Isso não quer dizer que sejam 18 mil novos grampos a cada mês, mas para ter uma noção de como o número é alto, em todos os Estados Unidos, país com 120 milhões de habitantes a mais que nós, foram 3.576 telefones interceptados ao longo de 2013. Num mês, quadruplicamos a produção deles. No mínimo, isso é um indício de que falta esforço dos órgãos de segurança para utilizar outros meios de investigação. Na lei, afinal, os grampos devem ser usados como última medida.
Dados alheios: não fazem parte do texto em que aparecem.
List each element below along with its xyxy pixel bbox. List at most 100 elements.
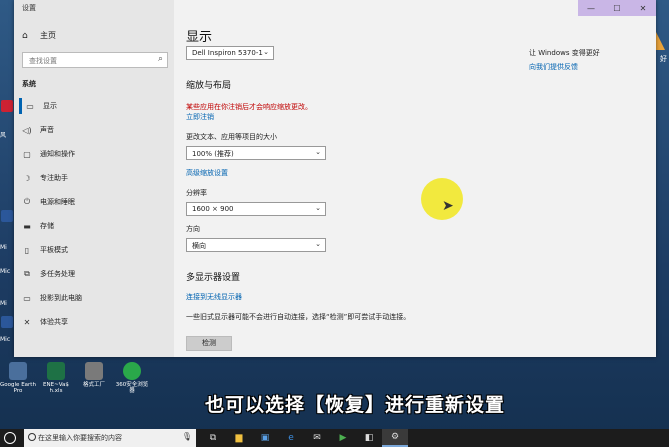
settings-icon[interactable]: ⚙ — [382, 429, 408, 447]
desktop-icon-format-factory[interactable]: 格式工厂 — [76, 362, 112, 388]
360-browser-icon — [123, 362, 141, 380]
sidebar-item-tablet-mode[interactable]: ▯ 平板模式 — [22, 242, 172, 258]
desktop-icon-label: Mi — [0, 300, 7, 307]
sidebar-item-label: 声音 — [40, 126, 54, 134]
taskbar-pinned-apps: ⧉ ▆ ▣ e ✉ ▶ ◧ ⚙ — [200, 429, 408, 447]
search-icon: ⌕ — [157, 54, 163, 64]
left-desktop-strip: 风 Mi Mic Mi Mic — [0, 0, 14, 360]
desktop-app-icon[interactable] — [1, 100, 13, 112]
text-size-label: 更改文本、应用等项目的大小 — [186, 133, 277, 141]
sidebar-item-projecting[interactable]: ▭ 投影到此电脑 — [22, 290, 172, 306]
sidebar-item-label: 存储 — [40, 222, 54, 230]
scale-warning-text: 某些应用在你注销后才会响应缩放更改。 — [186, 103, 312, 111]
orientation-value: 横向 — [192, 242, 206, 250]
resolution-select[interactable]: 1600 × 900 ⌄ — [186, 202, 326, 216]
nav-home-label: 主页 — [40, 31, 56, 40]
edge-icon[interactable]: e — [278, 429, 304, 447]
desktop-icon-label: Mi — [0, 244, 7, 251]
scale-layout-heading: 缩放与布局 — [186, 81, 232, 91]
mail-icon[interactable]: ✉ — [304, 429, 330, 447]
taskbar: 在这里输入你要搜索的内容 🎙 ⧉ ▆ ▣ e ✉ ▶ ◧ ⚙ — [0, 429, 669, 447]
taskbar-search-placeholder: 在这里输入你要搜索的内容 — [38, 434, 122, 442]
desktop-icon-excel[interactable]: ENE~Va$ h.xls — [38, 362, 74, 394]
sidebar-item-multitasking[interactable]: ⧉ 多任务处理 — [22, 266, 172, 282]
microphone-icon[interactable]: 🎙 — [182, 432, 192, 441]
excel-file-icon — [47, 362, 65, 380]
multi-display-heading: 多显示器设置 — [186, 273, 241, 283]
wireless-display-link[interactable]: 连接到无线显示器 — [186, 292, 242, 302]
advanced-scaling-link[interactable]: 高级缩放设置 — [186, 168, 228, 178]
desktop-app-icon[interactable] — [1, 316, 13, 328]
sidebar-item-label: 电源和睡眠 — [40, 198, 75, 206]
nav-section-title: 系统 — [22, 80, 36, 88]
desktop-icon-label: 风 — [0, 132, 7, 139]
desktop-icon-label: 好 — [660, 55, 667, 63]
sidebar-item-notifications[interactable]: ▢ 通知和操作 — [22, 146, 172, 162]
search-placeholder: 查找设置 — [29, 57, 57, 65]
chevron-down-icon: ⌄ — [315, 240, 321, 248]
monitor-select-value: Dell Inspiron 5370-1 — [192, 49, 263, 57]
video-subtitle: 也可以选择【恢复】进行重新设置 — [205, 394, 506, 416]
start-button[interactable] — [4, 432, 16, 444]
maximize-button[interactable]: ☐ — [604, 0, 630, 16]
feedback-link[interactable]: 向我们提供反馈 — [529, 62, 600, 72]
app-icon[interactable]: ◧ — [356, 429, 382, 447]
desktop-icons: Google Earth Pro ENE~Va$ h.xls 格式工厂 360安… — [0, 362, 200, 410]
close-button[interactable]: ✕ — [630, 0, 656, 16]
nav-pane: ⌂ 主页 查找设置 ⌕ 系统 ▭ 显示 ◁) 声音 ▢ 通知和操作 ☽ 专注助手… — [14, 16, 174, 357]
desktop-icon-label: 格式工厂 — [82, 382, 105, 388]
settings-window: 设置 — ☐ ✕ ⌂ 主页 查找设置 ⌕ 系统 ▭ 显示 ◁) 声音 ▢ 通知和… — [14, 0, 656, 357]
chevron-down-icon: ⌄ — [315, 204, 321, 212]
google-earth-icon — [9, 362, 27, 380]
play-icon[interactable]: ▶ — [330, 429, 356, 447]
sidebar-item-label: 通知和操作 — [40, 150, 75, 158]
store-icon[interactable]: ▣ — [252, 429, 278, 447]
resolution-value: 1600 × 900 — [192, 205, 234, 213]
chevron-down-icon: ⌄ — [263, 48, 269, 56]
nav-home[interactable]: ⌂ 主页 — [22, 30, 56, 41]
desktop-icon-360-browser[interactable]: 360安全浏览器 — [114, 362, 150, 394]
detect-button[interactable]: 检测 — [186, 336, 232, 351]
file-explorer-icon[interactable]: ▆ — [226, 429, 252, 447]
monitor-select[interactable]: Dell Inspiron 5370-1 ⌄ — [186, 46, 274, 60]
desktop-icon-google-earth[interactable]: Google Earth Pro — [0, 362, 36, 394]
sign-out-link[interactable]: 立即注销 — [186, 112, 214, 122]
sidebar-item-focus-assist[interactable]: ☽ 专注助手 — [22, 170, 172, 186]
page-title: 显示 — [186, 30, 213, 45]
feedback-panel: 让 Windows 变得更好 向我们提供反馈 — [529, 48, 600, 72]
desktop-icon-label: Mic — [0, 336, 11, 343]
orientation-select[interactable]: 横向 ⌄ — [186, 238, 326, 252]
project-icon: ▭ — [23, 293, 31, 303]
sidebar-item-shared-experiences[interactable]: ✕ 体验共享 — [22, 314, 172, 330]
sidebar-item-label: 平板模式 — [40, 246, 68, 254]
notification-icon: ▢ — [23, 149, 31, 159]
desktop-icon-label: Mic — [0, 268, 11, 275]
display-settings-content: 显示 Dell Inspiron 5370-1 ⌄ 缩放与布局 某些应用在你注销… — [186, 16, 526, 357]
desktop-icon-label: Google Earth Pro — [0, 382, 36, 394]
desktop-icon-label: 360安全浏览器 — [115, 382, 149, 394]
chevron-down-icon: ⌄ — [315, 148, 321, 156]
tablet-icon: ▯ — [24, 245, 30, 255]
text-size-select[interactable]: 100% (推荐) ⌄ — [186, 146, 326, 160]
sidebar-item-label: 显示 — [43, 102, 57, 110]
cortana-icon — [28, 433, 36, 441]
desktop-icon-label: ENE~Va$ h.xls — [43, 382, 69, 394]
sidebar-item-label: 专注助手 — [40, 174, 68, 182]
sidebar-item-power[interactable]: ⏻ 电源和睡眠 — [22, 194, 172, 210]
power-icon: ⏻ — [23, 197, 31, 206]
task-view-icon[interactable]: ⧉ — [200, 429, 226, 447]
sidebar-item-display[interactable]: ▭ 显示 — [19, 98, 169, 114]
multitask-icon: ⧉ — [24, 269, 30, 278]
minimize-button[interactable]: — — [578, 0, 604, 16]
desktop-app-icon[interactable] — [1, 210, 13, 222]
caption-buttons: — ☐ ✕ — [578, 0, 656, 16]
window-title: 设置 — [22, 4, 36, 12]
sidebar-item-label: 多任务处理 — [40, 270, 75, 278]
sidebar-item-label: 投影到此电脑 — [40, 294, 82, 302]
sidebar-item-storage[interactable]: ▬ 存储 — [22, 218, 172, 234]
format-factory-icon — [85, 362, 103, 380]
home-icon: ⌂ — [22, 30, 28, 41]
taskbar-search-box[interactable]: 在这里输入你要搜索的内容 🎙 — [24, 429, 196, 447]
search-input[interactable]: 查找设置 ⌕ — [22, 52, 168, 68]
sidebar-item-sound[interactable]: ◁) 声音 — [22, 122, 172, 138]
Em 2013, no entanto, as revelações de Edward Snowdew sobre a atuação da NSA, a Agência de Segurança Nacional americana, fizeram nossos grampos parecerem brincadeira de criança. Até a presidente Dilma Roussef e diversos membros do alto escalão do governo brasileiro eram vigiados, o que o fez o Brasil liderar uma reprimenda global contra o exagero na vigilância. Mas parou por aí.

Laura Tresca, da Artigo 19, resume a situação contraditória de um governo que curte a vigilância reclamar de grampos com uma piada. “Ouvi um resumo muito bom em um fórum internacional: a primeira reação de vários países frente as revelações do Snowden foi ‘poxa, que coisa horrível’. A segunda foi ‘pera, porque a gente não tá fazendo isso também?’”.
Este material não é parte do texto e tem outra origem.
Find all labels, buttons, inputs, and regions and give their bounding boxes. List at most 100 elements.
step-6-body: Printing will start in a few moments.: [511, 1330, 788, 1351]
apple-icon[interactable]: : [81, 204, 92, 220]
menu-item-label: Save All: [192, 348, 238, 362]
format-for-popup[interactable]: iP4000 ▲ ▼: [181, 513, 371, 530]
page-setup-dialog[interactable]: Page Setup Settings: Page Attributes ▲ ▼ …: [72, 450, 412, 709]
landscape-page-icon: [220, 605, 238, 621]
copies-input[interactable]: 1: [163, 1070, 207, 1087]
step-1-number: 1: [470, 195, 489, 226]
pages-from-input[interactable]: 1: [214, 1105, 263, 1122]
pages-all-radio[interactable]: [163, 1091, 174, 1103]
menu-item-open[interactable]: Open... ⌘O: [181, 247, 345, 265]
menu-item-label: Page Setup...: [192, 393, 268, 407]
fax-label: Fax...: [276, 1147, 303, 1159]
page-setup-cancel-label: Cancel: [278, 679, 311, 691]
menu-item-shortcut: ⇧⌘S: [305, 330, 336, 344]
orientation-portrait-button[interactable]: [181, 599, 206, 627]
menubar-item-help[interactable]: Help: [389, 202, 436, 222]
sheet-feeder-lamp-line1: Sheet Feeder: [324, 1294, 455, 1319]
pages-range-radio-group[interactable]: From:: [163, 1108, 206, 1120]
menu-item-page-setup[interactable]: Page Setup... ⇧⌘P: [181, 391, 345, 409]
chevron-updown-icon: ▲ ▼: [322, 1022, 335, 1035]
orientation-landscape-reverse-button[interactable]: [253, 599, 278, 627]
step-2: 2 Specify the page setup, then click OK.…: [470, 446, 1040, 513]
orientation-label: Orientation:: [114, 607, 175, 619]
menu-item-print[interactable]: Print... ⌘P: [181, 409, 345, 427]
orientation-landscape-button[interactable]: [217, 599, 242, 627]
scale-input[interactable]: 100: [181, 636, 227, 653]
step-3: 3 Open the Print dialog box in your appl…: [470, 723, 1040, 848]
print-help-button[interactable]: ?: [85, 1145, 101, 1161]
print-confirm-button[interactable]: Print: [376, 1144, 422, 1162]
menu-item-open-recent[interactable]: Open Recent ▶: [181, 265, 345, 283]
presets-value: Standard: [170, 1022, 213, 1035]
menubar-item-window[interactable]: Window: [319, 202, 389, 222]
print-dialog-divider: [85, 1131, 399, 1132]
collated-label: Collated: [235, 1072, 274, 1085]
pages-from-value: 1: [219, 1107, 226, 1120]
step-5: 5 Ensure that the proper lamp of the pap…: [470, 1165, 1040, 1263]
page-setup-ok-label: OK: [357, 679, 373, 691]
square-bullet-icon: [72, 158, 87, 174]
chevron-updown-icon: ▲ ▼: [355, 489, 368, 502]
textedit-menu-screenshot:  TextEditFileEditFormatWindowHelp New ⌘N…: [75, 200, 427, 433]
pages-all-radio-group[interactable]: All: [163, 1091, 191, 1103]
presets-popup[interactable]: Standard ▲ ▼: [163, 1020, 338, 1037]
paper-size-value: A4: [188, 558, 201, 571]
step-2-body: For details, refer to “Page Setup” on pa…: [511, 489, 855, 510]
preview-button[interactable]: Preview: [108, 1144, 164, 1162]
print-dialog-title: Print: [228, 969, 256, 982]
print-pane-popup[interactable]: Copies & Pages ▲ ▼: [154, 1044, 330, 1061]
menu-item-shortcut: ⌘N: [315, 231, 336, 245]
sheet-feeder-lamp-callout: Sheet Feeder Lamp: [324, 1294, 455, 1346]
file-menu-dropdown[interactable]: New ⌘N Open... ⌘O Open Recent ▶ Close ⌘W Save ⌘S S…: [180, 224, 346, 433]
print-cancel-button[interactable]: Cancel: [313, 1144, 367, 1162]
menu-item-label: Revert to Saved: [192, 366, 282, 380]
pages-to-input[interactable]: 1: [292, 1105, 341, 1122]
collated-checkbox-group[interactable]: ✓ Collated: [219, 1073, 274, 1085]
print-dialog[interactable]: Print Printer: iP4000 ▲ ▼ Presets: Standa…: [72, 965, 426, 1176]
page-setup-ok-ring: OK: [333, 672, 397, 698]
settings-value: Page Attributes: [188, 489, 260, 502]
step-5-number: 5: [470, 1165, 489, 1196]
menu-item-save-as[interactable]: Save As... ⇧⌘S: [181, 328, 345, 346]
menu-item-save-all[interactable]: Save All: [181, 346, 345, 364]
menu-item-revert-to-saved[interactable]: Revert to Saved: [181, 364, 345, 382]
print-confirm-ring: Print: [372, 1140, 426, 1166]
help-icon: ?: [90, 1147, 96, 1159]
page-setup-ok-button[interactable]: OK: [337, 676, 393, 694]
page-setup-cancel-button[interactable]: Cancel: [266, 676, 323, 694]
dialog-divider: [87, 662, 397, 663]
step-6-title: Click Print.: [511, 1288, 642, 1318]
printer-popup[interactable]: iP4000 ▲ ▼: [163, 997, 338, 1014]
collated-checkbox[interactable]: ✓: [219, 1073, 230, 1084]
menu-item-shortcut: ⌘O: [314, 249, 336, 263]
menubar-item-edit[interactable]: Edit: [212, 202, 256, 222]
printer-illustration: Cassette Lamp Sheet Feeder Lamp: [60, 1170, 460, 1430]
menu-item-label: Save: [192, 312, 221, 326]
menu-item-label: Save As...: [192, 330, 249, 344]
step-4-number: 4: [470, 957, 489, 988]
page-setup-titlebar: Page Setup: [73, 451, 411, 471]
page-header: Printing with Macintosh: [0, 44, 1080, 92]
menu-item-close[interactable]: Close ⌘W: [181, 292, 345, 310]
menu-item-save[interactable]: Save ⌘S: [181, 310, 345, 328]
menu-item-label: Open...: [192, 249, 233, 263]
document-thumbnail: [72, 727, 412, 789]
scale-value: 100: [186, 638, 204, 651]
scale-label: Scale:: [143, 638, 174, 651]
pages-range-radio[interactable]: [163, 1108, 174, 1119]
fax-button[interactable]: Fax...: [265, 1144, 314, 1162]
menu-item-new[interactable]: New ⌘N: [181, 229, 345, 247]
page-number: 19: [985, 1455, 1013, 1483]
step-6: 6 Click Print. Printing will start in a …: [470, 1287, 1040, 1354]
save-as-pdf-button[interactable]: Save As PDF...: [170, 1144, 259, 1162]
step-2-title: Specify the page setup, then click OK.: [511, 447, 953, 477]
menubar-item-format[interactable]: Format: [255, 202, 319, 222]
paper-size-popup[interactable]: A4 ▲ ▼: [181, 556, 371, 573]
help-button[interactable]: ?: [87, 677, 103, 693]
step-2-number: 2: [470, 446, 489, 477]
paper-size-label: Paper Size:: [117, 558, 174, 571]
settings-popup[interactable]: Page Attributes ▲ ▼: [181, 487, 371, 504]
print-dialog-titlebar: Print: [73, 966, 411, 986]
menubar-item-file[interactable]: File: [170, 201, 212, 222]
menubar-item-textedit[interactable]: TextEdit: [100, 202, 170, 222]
“O Brasil ainda não está no mesmo nível de vigilância dos EUA. Mas um dia vai estar.”

No relatório Da Cibersegurança à Ciberguerra: o Desenvolvimento de Políticas Vigilâncias no Brasil, a Artigo 19 detalha o processo em torna da mudança da postura do governo frente ao monitoramento dos cidadãos, que envolve a compra de dispositivos como os BRS’s, StingRays e muitos outros, como os israelenses Cellebrite (ferramenta para extração forense do conteúdo de um celular, independente de senhas, já usado na Operação Lava Jato) e Ex-Sight (um óculos de detecção facial, usado por policias para identificar rostos na multidão e compará-los a bancos de dados com milhões de fotografias).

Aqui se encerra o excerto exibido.